当前位置:
X-MOL 学术
›
arXiv.cs.AI
›
论文详情
Our official English website, www.x-mol.net, welcomes your feedback! (Note: you will need to create a separate account there.)
VDSC: Enhancing Exploration Timing with Value Discrepancy and State Counts
arXiv - CS - Artificial Intelligence Pub Date : 2024-03-26 , DOI: arxiv-2403.17542 Marius Captari, Remo Sasso, Matthia Sabatelli
arXiv - CS - Artificial Intelligence Pub Date : 2024-03-26 , DOI: arxiv-2403.17542 Marius Captari, Remo Sasso, Matthia Sabatelli
Despite the considerable attention given to the questions of \textit{how
much} and \textit{how to} explore in deep reinforcement learning, the
investigation into \textit{when} to explore remains relatively less researched.
While more sophisticated exploration strategies can excel in specific, often
sparse reward environments, existing simpler approaches, such as
$\epsilon$-greedy, persist in outperforming them across a broader spectrum of
domains. The appeal of these simpler strategies lies in their ease of
implementation and generality across a wide range of domains. The downside is
that these methods are essentially a blind switching mechanism, which
completely disregards the agent's internal state. In this paper, we propose to
leverage the agent's internal state to decide \textit{when} to explore,
addressing the shortcomings of blind switching mechanisms. We present Value
Discrepancy and State Counts through homeostasis (VDSC), a novel approach for
efficient exploration timing. Experimental results on the Atari suite
demonstrate the superiority of our strategy over traditional methods such as
$\epsilon$-greedy and Boltzmann, as well as more sophisticated techniques like
Noisy Nets.
中文翻译:
VDSC:通过值差异和状态计数增强探索计时
尽管在深度强化学习中对 \textit{多少} 和 \textit{如何} 探索的问题给予了相当多的关注,但对 \textit{何时} 探索的研究仍然相对较少。

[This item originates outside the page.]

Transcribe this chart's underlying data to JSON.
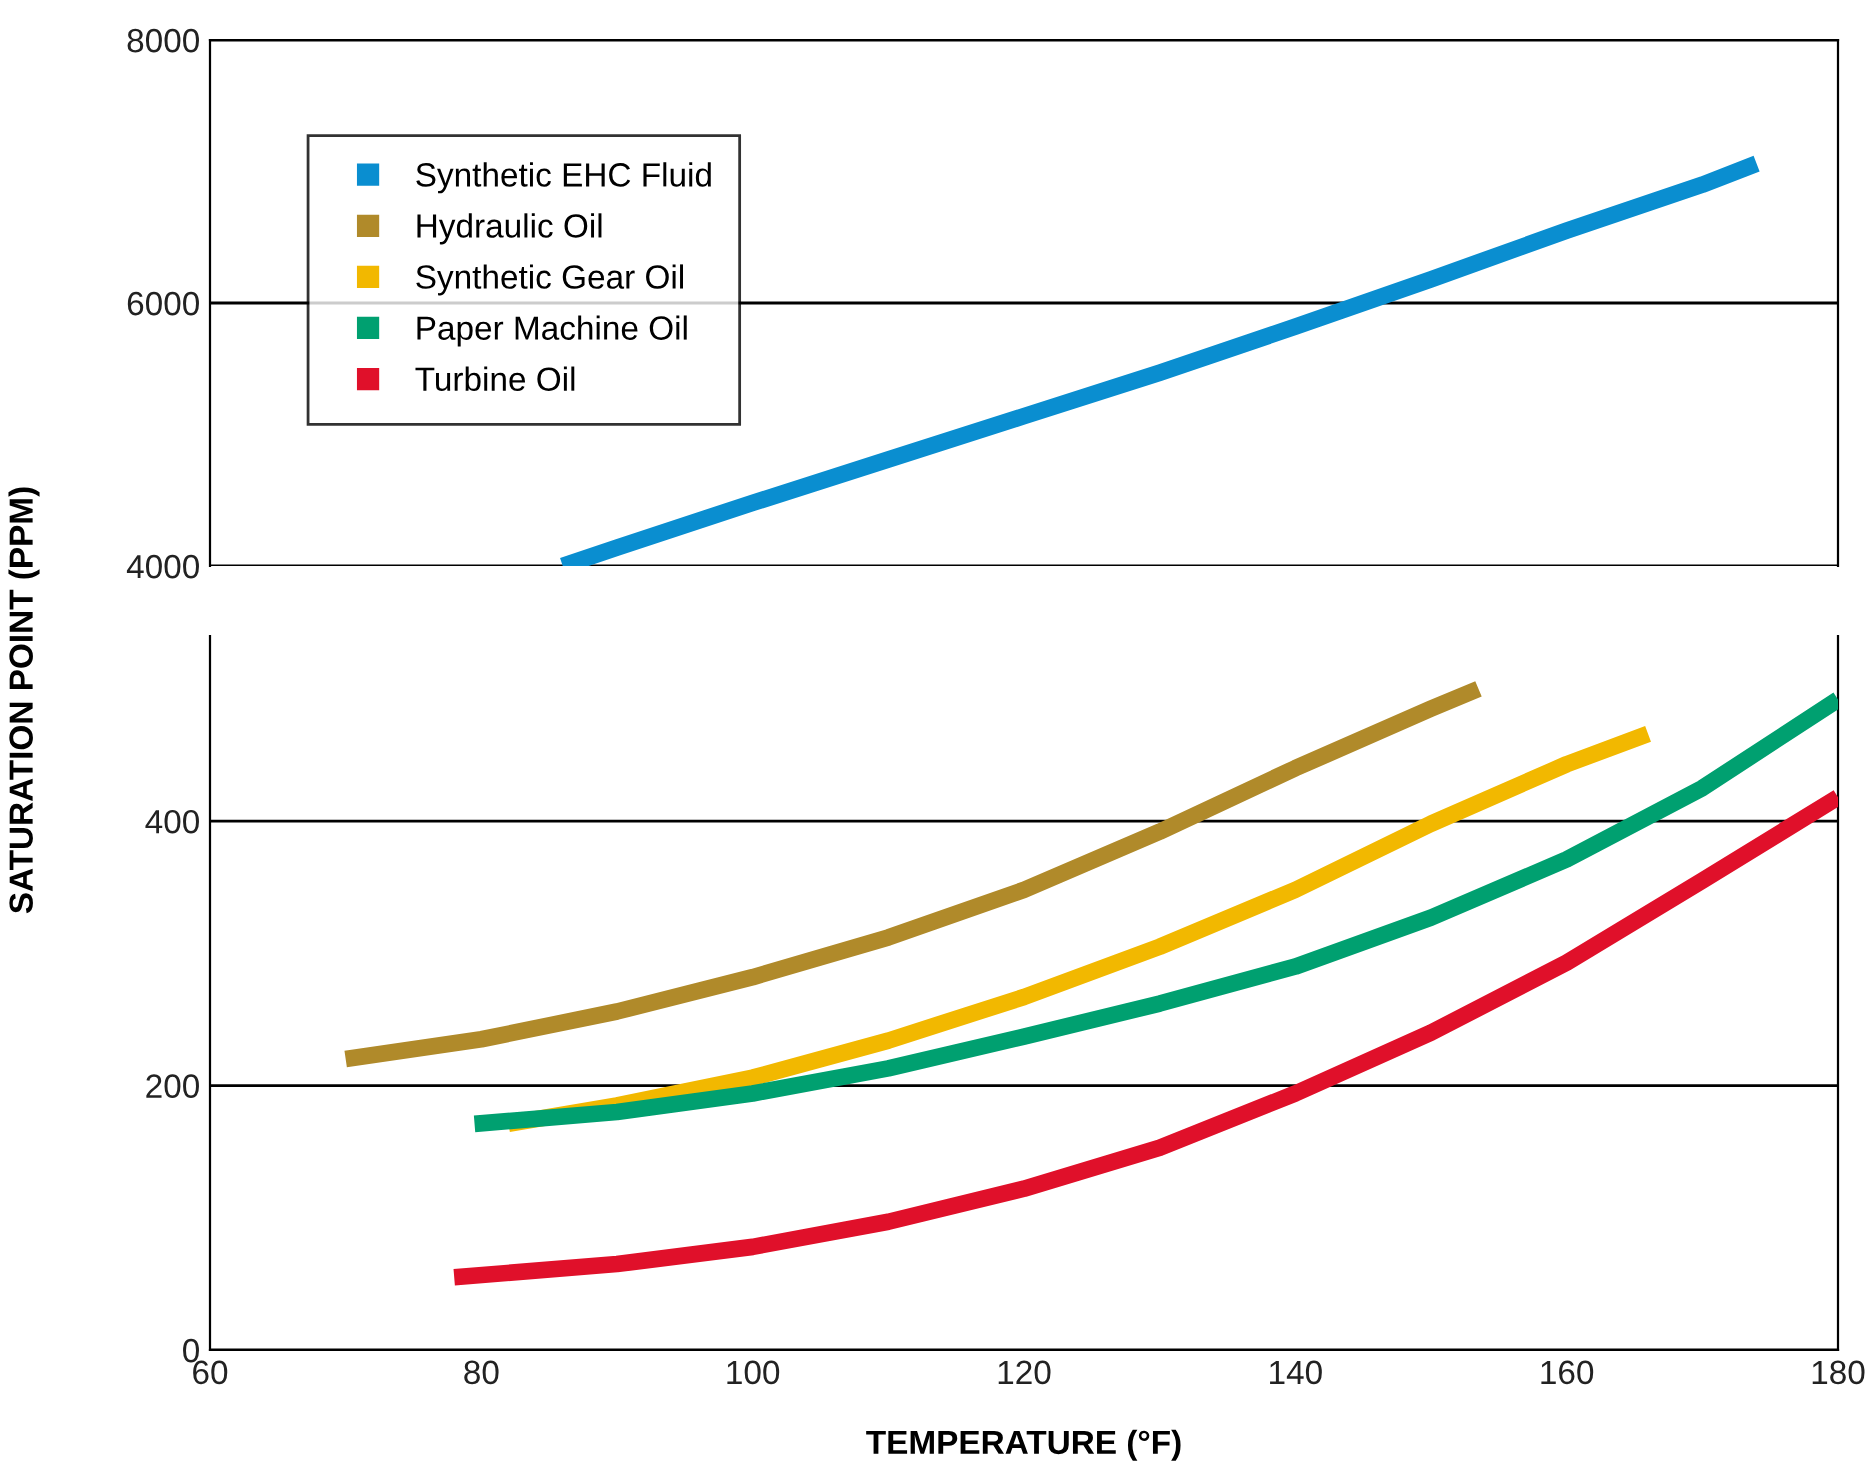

虽然更复杂的探索策略可以在特定的、通常稀疏的奖励环境中表现出色,但现有的更简单的方法(例如 $\epsilon$-greedy)在更广泛的领域中仍然表现优于它们。这些更简单策略的吸引力在于它们易于实施且在广泛领域具有通用性。缺点是这些方法本质上是一种盲目切换机制,完全无视智能体的内部状态。在本文中,我们建议利用代理的内部状态来决定 \textit{when} 进行探索,解决盲目切换机制的缺点。我们通过稳态(VDSC)提出了价值差异和状态计数,这是一种有效探索计时的新方法。 Atari 套件上的实验结果证明了我们的策略相对于 $\epsilon$-greedy 和 Boltzmann 等传统方法以及 Noisy Nets 等更复杂的技术的优越性。
更新日期:2024-03-28
中文翻译:
VDSC:通过值差异和状态计数增强探索计时
尽管在深度强化学习中对 \textit{多少} 和 \textit{如何} 探索的问题给予了相当多的关注,但对 \textit{何时} 探索的研究仍然相对较少。虽然更复杂的探索策略可以在特定的、通常稀疏的奖励环境中表现出色,但现有的更简单的方法(例如 $\epsilon$-greedy)在更广泛的领域中仍然表现优于它们。这些更简单策略的吸引力在于它们易于实施且在广泛领域具有通用性。缺点是这些方法本质上是一种盲目切换机制,完全无视智能体的内部状态。在本文中,我们建议利用代理的内部状态来决定 \textit{when} 进行探索,解决盲目切换机制的缺点。我们通过稳态(VDSC)提出了价值差异和状态计数,这是一种有效探索计时的新方法。 Atari 套件上的实验结果证明了我们的策略相对于 $\epsilon$-greedy 和 Boltzmann 等传统方法以及 Noisy Nets 等更复杂的技术的优越性。